First, the Boomerang Kids – then the Doomerangs
Have you got a miserable middle-aged man squatting in your spare room? A heartbroken woman hogging the remote control and necking your merlot? If so, then “welcome” to the cutting edge of dysfunctional 21st-century demographics; the Doomerang Generation.
We are accustomed to the term Boomerangers to describe young people who leave home to study, only to catapult back because they can’t find a job or afford a flatshare. And because they still just about resemble their baby pictures ( give or take the odd tattoo) and aren’t too old to give their old mum a cuddle, they are generally greeted with open arms.
Not like Doomerangers, who are fully fledged adults with kids, mortgages, male pattern baldness and enough emotional baggage to jam the luggage carousels at Gatwick.
Apparently, some seven million of them have dolefully returned to their parents’ house like overgrown cuckoos, because they have screwed up their lives or left their wives or mismanaged their finances.

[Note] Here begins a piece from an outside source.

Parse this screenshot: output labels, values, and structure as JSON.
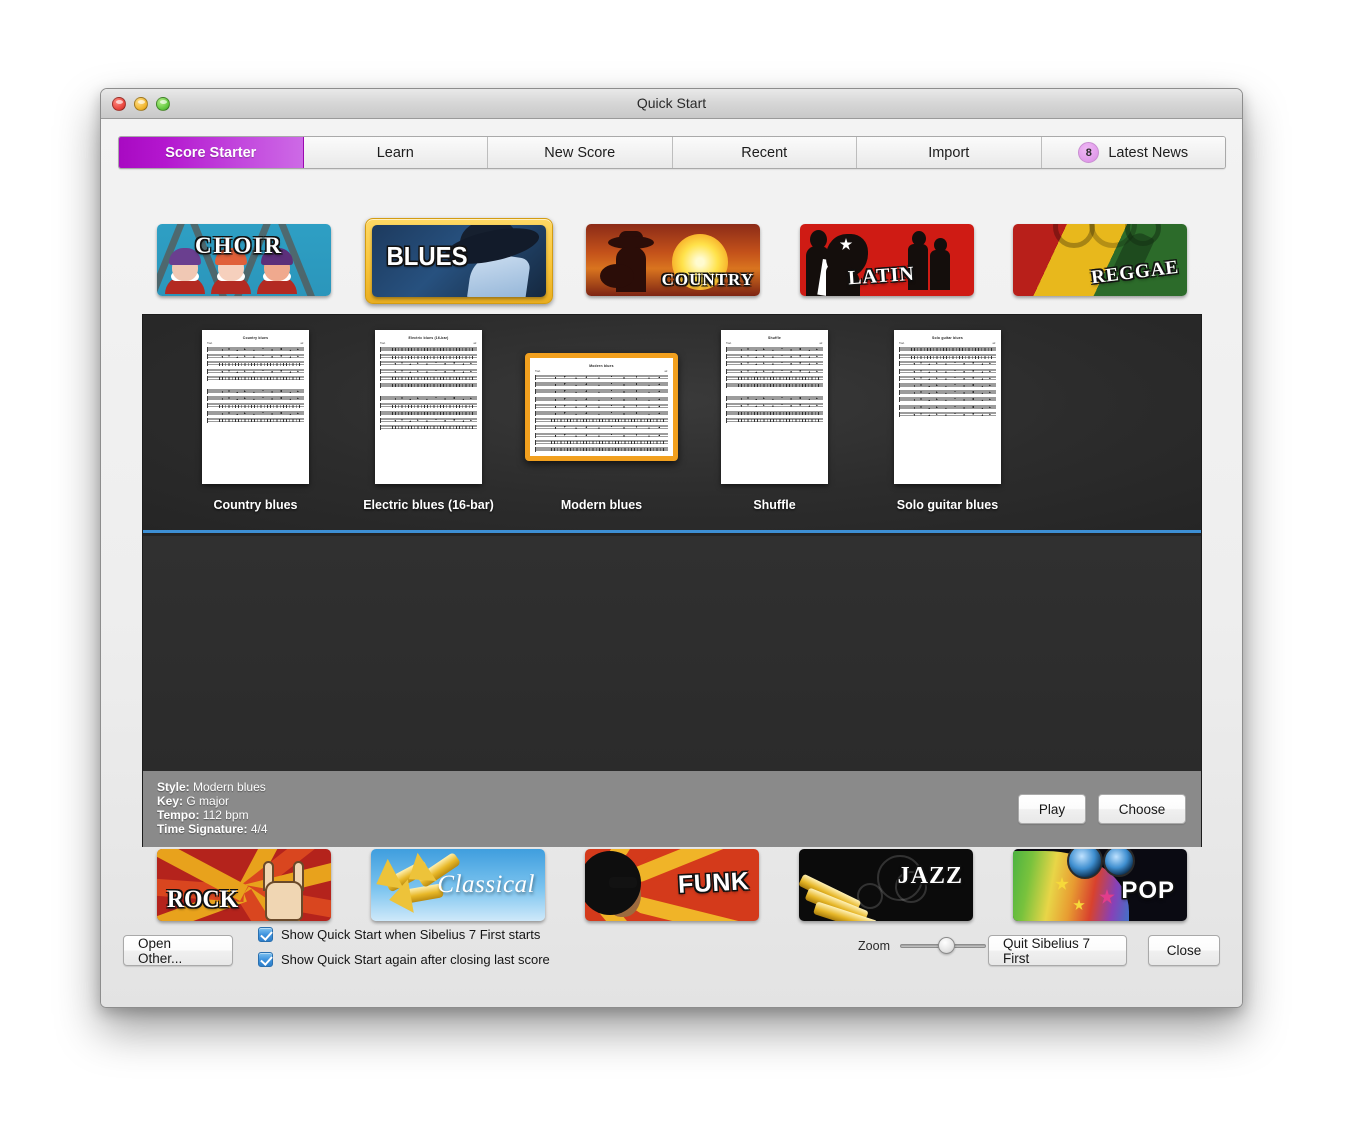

Often, it’s men who turn up on their parents’ doorstep after divorce because women usually get the house. Researchers say 55 per cent of Doomerangers are motivated by money concerns, and 40 per cent are in urgent need of psychological support. Yikes.
Most parents will do whatever they can – especially if it helps grown-up children back on their own two feet and into their own four walls. But whatever else, it’s a modern inversion of “be nice to your kids, because they’ll be the ones choosing your care home”.
Be nice to your mum and dad so they don’t rent out your old room. Ever.